Selenium Treatment in Autoimmune Thyroiditis (AIT)
Status:
Completed
Trial end date:
2005-08-01
Target enrollment:
Participant gender:
Summary
Selenium suppresses autoimmune destruction of thyrocytes and decreases titers of serum TPOAb
in AIT patients. Older 4 clinical trials approved the efficacy of the daily dose of 200micg.

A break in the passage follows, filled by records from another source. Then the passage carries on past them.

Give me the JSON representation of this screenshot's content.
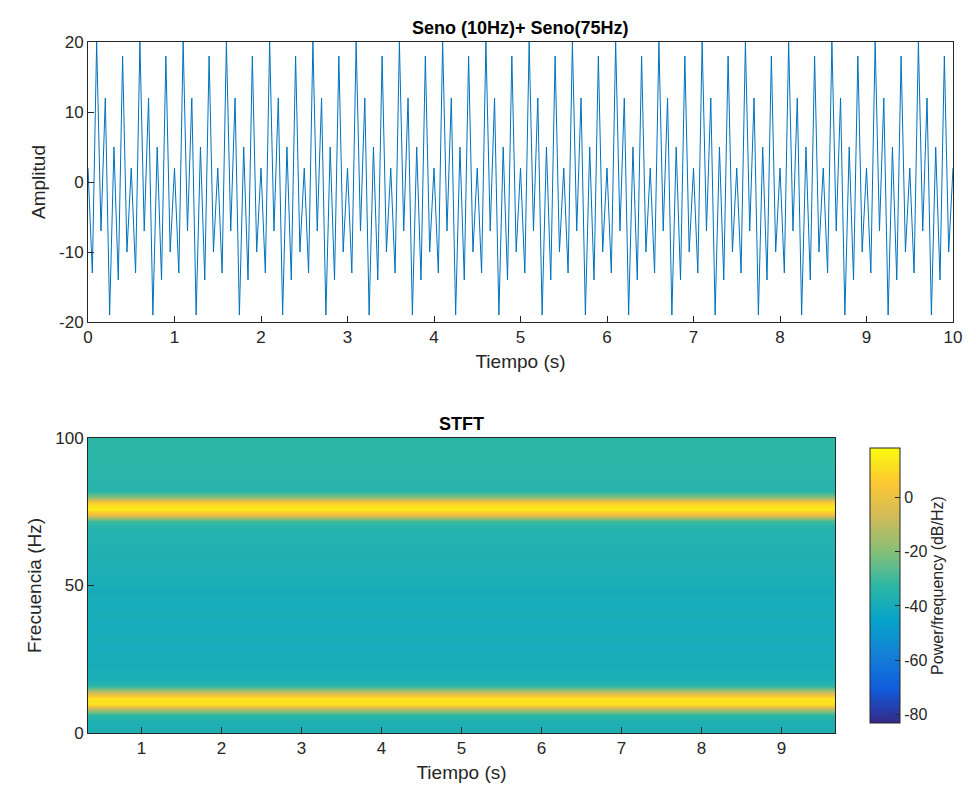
{
  "chart_data": [
    {
      "type": "line",
      "title": "Seno (10Hz)+ Seno(75Hz)",
      "xlabel": "Tiempo (s)",
      "ylabel": "Amplitud",
      "color": "#0072bd",
      "grid": false,
      "xlim": [
        0,
        10
      ],
      "xticks": [
        0,
        1,
        2,
        3,
        4,
        5,
        6,
        7,
        8,
        9,
        10
      ],
      "ylim": [
        -20,
        20
      ],
      "yticks": [
        -20,
        -10,
        0,
        10,
        20
      ],
      "x": [
        0,
        0.05,
        0.1,
        0.15,
        0.2,
        0.25,
        0.3,
        0.35,
        0.4,
        0.45,
        0.5,
        0.55,
        0.6,
        0.65,
        0.7,
        0.75,
        0.8,
        0.85,
        0.9,
        0.95,
        1,
        1.05,
        1.1,
        1.15,
        1.2,
        1.25,
        1.3,
        1.35,
        1.4,
        1.45,
        1.5,
        1.55,
        1.6,
        1.65,
        1.7,
        1.75,
        1.8,
        1.85,
        1.9,
        1.95,
        2,
        2.05,
        2.1,
        2.15,
        2.2,
        2.25,
        2.3,
        2.35,
        2.4,
        2.45,
        2.5,
        2.55,
        2.6,
        2.65,
        2.7,
        2.75,
        2.8,
        2.85,
        2.9,
        2.95,
        3,
        3.05,
        3.1,
        3.15,
        3.2,
        3.25,
        3.3,
        3.35,
        3.4,
        3.45,
        3.5,
        3.55,
        3.6,
        3.65,
        3.7,
        3.75,
        3.8,
        3.85,
        3.9,
        3.95,
        4,
        4.05,
        4.1,
        4.15,
        4.2,
        4.25,
        4.3,
        4.35,
        4.4,
        4.45,
        4.5,
        4.55,
        4.6,
        4.65,
        4.7,
        4.75,
        4.8,
        4.85,
        4.9,
        4.95,
        5,
        5.05,
        5.1,
        5.15,
        5.2,
        5.25,
        5.3,
        5.35,
        5.4,
        5.45,
        5.5,
        5.55,
        5.6,
        5.65,
        5.7,
        5.75,
        5.8,
        5.85,
        5.9,
        5.95,
        6,
        6.05,
        6.1,
        6.15,
        6.2,
        6.25,
        6.3,
        6.35,
        6.4,
        6.45,
        6.5,
        6.55,
        6.6,
        6.65,
        6.7,
        6.75,
        6.8,
        6.85,
        6.9,
        6.95,
        7,
        7.05,
        7.1,
        7.15,
        7.2,
        7.25,
        7.3,
        7.35,
        7.4,
        7.45,
        7.5,
        7.55,
        7.6,
        7.65,
        7.7,
        7.75,
        7.8,
        7.85,
        7.9,
        7.95,
        8,
        8.05,
        8.1,
        8.15,
        8.2,
        8.25,
        8.3,
        8.35,
        8.4,
        8.45,
        8.5,
        8.55,
        8.6,
        8.65,
        8.7,
        8.75,
        8.8,
        8.85,
        8.9,
        8.95,
        9,
        9.05,
        9.1,
        9.15,
        9.2,
        9.25,
        9.3,
        9.35,
        9.4,
        9.45,
        9.5,
        9.55,
        9.6,
        9.65,
        9.7,
        9.75,
        9.8,
        9.85,
        9.9,
        9.95,
        10
      ],
      "values": [
        2,
        -13,
        20,
        -7,
        12,
        -19,
        5,
        -14,
        18,
        -10,
        2,
        -13,
        20,
        -7,
        12,
        -19,
        5,
        -14,
        18,
        -10,
        2,
        -13,
        20,
        -7,
        12,
        -19,
        5,
        -14,
        18,
        -10,
        2,
        -13,
        20,
        -7,
        12,
        -19,
        5,
        -14,
        18,
        -10,
        2,
        -13,
        20,
        -7,
        12,
        -19,
        5,
        -14,
        18,
        -10,
        2,
        -13,
        20,
        -7,
        12,
        -19,
        5,
        -14,
        18,
        -10,
        2,
        -13,
        20,
        -7,
        12,
        -19,
        5,
        -14,
        18,
        -10,
        2,
        -13,
        20,
        -7,
        12,
        -19,
        5,
        -14,
        18,
        -10,
        2,
        -13,
        20,
        -7,
        12,
        -19,
        5,
        -14,
        18,
        -10,
        2,
        -13,
        20,
        -7,
        12,
        -19,
        5,
        -14,
        18,
        -10,
        2,
        -13,
        20,
        -7,
        12,
        -19,
        5,
        -14,
        18,
        -10,
        2,
        -13,
        20,
        -7,
        12,
        -19,
        5,
        -14,
        18,
        -10,
        2,
        -13,
        20,
        -7,
        12,
        -19,
        5,
        -14,
        18,
        -10,
        2,
        -13,
        20,
        -7,
        12,
        -19,
        5,
        -14,
        18,
        -10,
        2,
        -13,
        20,
        -7,
        12,
        -19,
        5,
        -14,
        18,
        -10,
        2,
        -13,
        20,
        -7,
        12,
        -19,
        5,
        -14,
        18,
        -10,
        2,
        -13,
        20,
        -7,
        12,
        -19,
        5,
        -14,
        18,
        -10,
        2,
        -13,
        20,
        -7,
        12,
        -19,
        5,
        -14,
        18,
        -10,
        2,
        -13,
        20,
        -7,
        12,
        -19,
        5,
        -14,
        18,
        -10,
        2,
        -13,
        20,
        -7,
        12,
        -19,
        5,
        -14,
        18,
        -10,
        2
      ]
    },
    {
      "type": "heatmap",
      "title": "STFT",
      "xlabel": "Tiempo (s)",
      "ylabel": "Frecuencia (Hz)",
      "zlabel": "Power/frequency (dB/Hz)",
      "grid": false,
      "xlim": [
        0.33,
        9.67
      ],
      "xticks": [
        1,
        2,
        3,
        4,
        5,
        6,
        7,
        8,
        9
      ],
      "ylim": [
        0,
        100
      ],
      "yticks": [
        0,
        50,
        100
      ],
      "zlim": [
        -83,
        18
      ],
      "zticks": [
        -80,
        -60,
        -40,
        -20,
        0
      ],
      "x": [
        0.33,
        9.67
      ],
      "y": [
        0,
        2,
        4,
        6,
        8,
        10,
        12,
        14,
        16,
        18,
        20,
        22,
        24,
        26,
        28,
        30,
        32,
        34,
        36,
        38,
        40,
        42,
        44,
        46,
        48,
        50,
        52,
        54,
        56,
        58,
        60,
        62,
        64,
        66,
        68,
        70,
        72,
        74,
        76,
        78,
        80,
        82,
        84,
        86,
        88,
        90,
        92,
        94,
        96,
        98,
        100
      ],
      "z": [
        [
          -37,
          -37
        ],
        [
          -38,
          -38
        ],
        [
          -37,
          -37
        ],
        [
          -33,
          -33
        ],
        [
          -12,
          -12
        ],
        [
          12,
          12
        ],
        [
          12,
          12
        ],
        [
          -10,
          -10
        ],
        [
          -33,
          -33
        ],
        [
          -38,
          -38
        ],
        [
          -39,
          -39
        ],
        [
          -39,
          -39
        ],
        [
          -40,
          -40
        ],
        [
          -39,
          -39
        ],
        [
          -40,
          -40
        ],
        [
          -40,
          -40
        ],
        [
          -39,
          -39
        ],
        [
          -40,
          -40
        ],
        [
          -40,
          -40
        ],
        [
          -40,
          -40
        ],
        [
          -39,
          -39
        ],
        [
          -40,
          -40
        ],
        [
          -40,
          -40
        ],
        [
          -39,
          -39
        ],
        [
          -40,
          -40
        ],
        [
          -39,
          -39
        ],
        [
          -39,
          -39
        ],
        [
          -38,
          -38
        ],
        [
          -38,
          -38
        ],
        [
          -37,
          -37
        ],
        [
          -37,
          -37
        ],
        [
          -37,
          -37
        ],
        [
          -36,
          -36
        ],
        [
          -36,
          -36
        ],
        [
          -36,
          -36
        ],
        [
          -35,
          -35
        ],
        [
          -30,
          -30
        ],
        [
          -2,
          -2
        ],
        [
          15,
          15
        ],
        [
          8,
          8
        ],
        [
          -20,
          -20
        ],
        [
          -34,
          -34
        ],
        [
          -35,
          -35
        ],
        [
          -34,
          -34
        ],
        [
          -34,
          -34
        ],
        [
          -34,
          -34
        ],
        [
          -33,
          -33
        ],
        [
          -33,
          -33
        ],
        [
          -33,
          -33
        ],
        [
          -33,
          -33
        ],
        [
          -33,
          -33
        ]
      ]
    }
  ]
}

It's believed that Se saturates the deficient stores of GPX so GPX saves the thyrocytes
against to oxidative stresses. Although less than 70 micg/d is sufficient to maximize GPX
activity, none of the authors tested the doses less than 200 micg/d. Our hypothesis was that
If 100 micg/d can not suppress the TPOAb titers,it means autoimmune destruction can not be
blocked by saturation of deficient stores of GPX solely and the mechanism of action requires
more than repletion of deficient stores. It's important not only to estimate the optimal dose
but to understand the mechanism of action. High dose therapy may also suppress TPOAb levels
in Se-non-deficient AIT patients, if it is so, Se therapy may becomes the solely treatment
modality which can suppress the autoimmunity in more than 400 million AIT patients. Because
there've been no way to suppress autoimmune war and replacement of LT4 had been the only
treatment modality for palliation. An other independent part of the study is to test the
effect of Se in adolescent AIT patients.